7) Commercial electronic messages and opt-out rights
The platform may allow customers to send notifications by email and by other channels that may be activated in the future. For messages that qualify as commercial electronic messages, obtaining prior consent, managing Message Management System processes, handling opt-out requests and keeping permission records are the customer's responsibility.
8) Data transfers
Personal data may be transferred to suppliers providing hosting, security, email sending, technical support, file storage, backup, accounting and consultancy services; to banks; to competent public institutions and organizations; and to lawyers and competent authorities for resolving legal disputes. Some technical services, such as email sending and cloud infrastructure, may involve systems located abroad. In such cases, transfer processes are carried out considering the safeguards required by applicable legislation.
9) Retention and deletion
Personal data is retained for the period necessary for the processing purpose and for limitation, retention and evidentiary periods required by applicable legislation. When the period expires or the processing conditions no longer apply, the data is deleted or destroyed. Security and dispute records may be retained longer to the extent required by legal obligations.
10) Security measures
Durgan Bilişim applies reasonable technical and administrative measures such as authorization, access control, encryption/masking, logging, backup, security updates and segregation of duties. However, no electronic system can provide an absolute security guarantee. Customers and users are responsible for using strong passwords, not sharing access information with unauthorized persons and reporting suspicious situations.

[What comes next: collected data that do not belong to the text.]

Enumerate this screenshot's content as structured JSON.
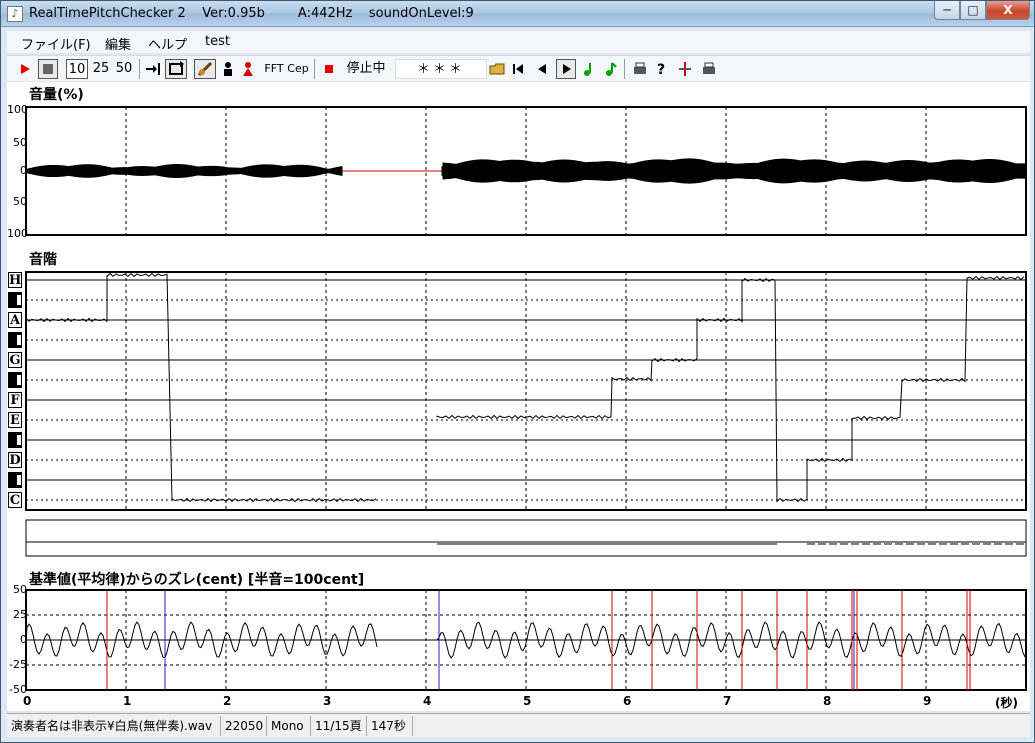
{
  "window": {
    "title": "RealTimePitchChecker 2    Ver:0.95b        A:442Hz    soundOnLevel:9",
    "minimize": "─",
    "maximize": "□",
    "close": "X"
  },
  "menu": [
    "ファイル(F)",
    "編集",
    "ヘルプ",
    "test"
  ],
  "toolbar": {
    "speed_10": "10",
    "speed_25": "25",
    "speed_50": "50",
    "fft": "FFT",
    "cep": "Cep",
    "state": "停止中",
    "display": "＊＊＊"
  },
  "volume_panel": {
    "label": "音量(%)",
    "ticks": [
      "100",
      "50",
      "0",
      "50",
      "100"
    ]
  },
  "scale_panel": {
    "label": "音階",
    "notes": [
      "H",
      "A",
      "G",
      "F",
      "E",
      "D",
      "C"
    ]
  },
  "deviation_panel": {
    "label": "基準値(平均律)からのズレ(cent) [半音=100cent]",
    "ticks": [
      "50",
      "25",
      "0",
      "-25",
      "-50"
    ]
  },
  "time_axis": {
    "ticks": [
      "0",
      "1",
      "2",
      "3",
      "4",
      "5",
      "6",
      "7",
      "8",
      "9"
    ],
    "unit": "(秒)"
  },
  "statusbar": {
    "file": "演奏者名は非表示¥白鳥(無伴奏).wav",
    "rate": "22050",
    "channels": "Mono",
    "page": "11/15頁",
    "duration": "147秒"
  }
}
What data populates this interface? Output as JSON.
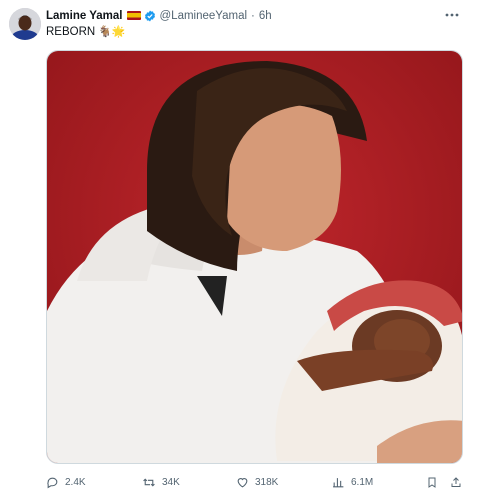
{
  "author": {
    "name": "Lamine Yamal",
    "handle": "@LamineeYamal",
    "time": "6h",
    "flag_icon": "spain-flag-icon",
    "verified_icon": "verified-badge-icon"
  },
  "tweet": {
    "text": "REBORN",
    "emojis": "🐐🌟"
  },
  "media": {
    "image_icon": "photo-man-holding-baby"
  },
  "actions": {
    "replies": "2.4K",
    "reposts": "34K",
    "likes": "318K",
    "views": "6.1M"
  },
  "colors": {
    "text": "#0f1419",
    "secondary": "#536471",
    "verified": "#1d9bf0",
    "background_red": "#b31f25"
  }
}
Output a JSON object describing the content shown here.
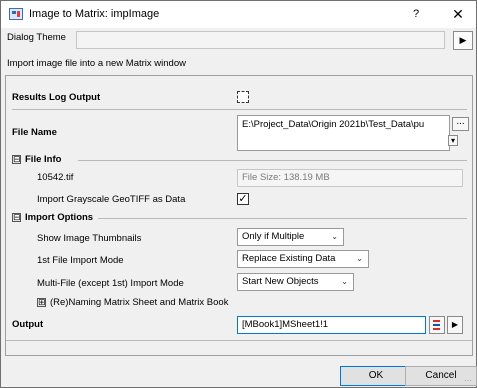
{
  "window": {
    "title": "Image to Matrix: impImage",
    "help_glyph": "?",
    "close_glyph": "✕"
  },
  "dialog_theme": {
    "label": "Dialog Theme",
    "value": "",
    "arrow_glyph": "▶"
  },
  "description": "Import image file into a new Matrix window",
  "results_log": {
    "label": "Results Log Output",
    "checked": false
  },
  "file_name": {
    "label": "File Name",
    "value": "E:\\Project_Data\\Origin 2021b\\Test_Data\\pu",
    "browse_glyph": "...",
    "dropdown_glyph": "▾"
  },
  "file_info": {
    "expander": "⊟",
    "label": "File Info",
    "file_label": "10542.tif",
    "file_size": "File Size: 138.19 MB",
    "grayscale_label": "Import Grayscale GeoTIFF as Data",
    "grayscale_check": "✓"
  },
  "import_options": {
    "expander": "⊟",
    "label": "Import Options",
    "thumbnails": {
      "label": "Show Image Thumbnails",
      "value": "Only if Multiple"
    },
    "first_mode": {
      "label": "1st File Import Mode",
      "value": "Replace Existing Data"
    },
    "multi_mode": {
      "label": "Multi-File (except 1st) Import Mode",
      "value": "Start New Objects"
    },
    "renaming": {
      "expander": "⊞",
      "label": "(Re)Naming Matrix Sheet and Matrix Book"
    }
  },
  "output": {
    "label": "Output",
    "value": "[MBook1]MSheet1!1",
    "arrow_glyph": "▶"
  },
  "buttons": {
    "ok": "OK",
    "cancel": "Cancel"
  },
  "colors": {
    "accent": "#0078d7",
    "dialog_bg": "#f0f0f0",
    "title_bg": "#ffffff"
  }
}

11) Cookies and local storage
The platform may use cookies, session information or browser local storage for mandatory purposes such as maintaining sessions, language preference, user experience, security and authentication. If non-essential analytics or marketing cookies are used, appropriate notice and preference mechanisms are provided in line with applicable legislation.
12) Data subject rights
Under Law No. 6698 on the Protection of Personal Data, data subjects have the right to learn whether their personal data is processed, request information if processed, learn the purpose of processing and whether it is used in accordance with that purpose, know third parties to whom it is transferred, request correction of incomplete or inaccurate data, request deletion or destruction where conditions apply, object to adverse results arising from analysis exclusively by automated systems, and claim compensation if they suffer damage.
13) Application method
You may send requests relating to processes where Durgan Bilişim acts as data controller to support@durganbilisim.com. For requests made by the customer's recipients or interaction responders, the request may need to be directed to the relevant customer as the primary data controller.
14) Children's data
The platform is not designed as a service directly aimed at children. If the customer creates a use case requiring processing of children's data, the customer must obtain parent/guardian approval and meet the relevant special legal obligations.
15) Policy changes
This Privacy Policy may be updated due to changes in legislation, service or security needs. The current text becomes effective when published on the platform.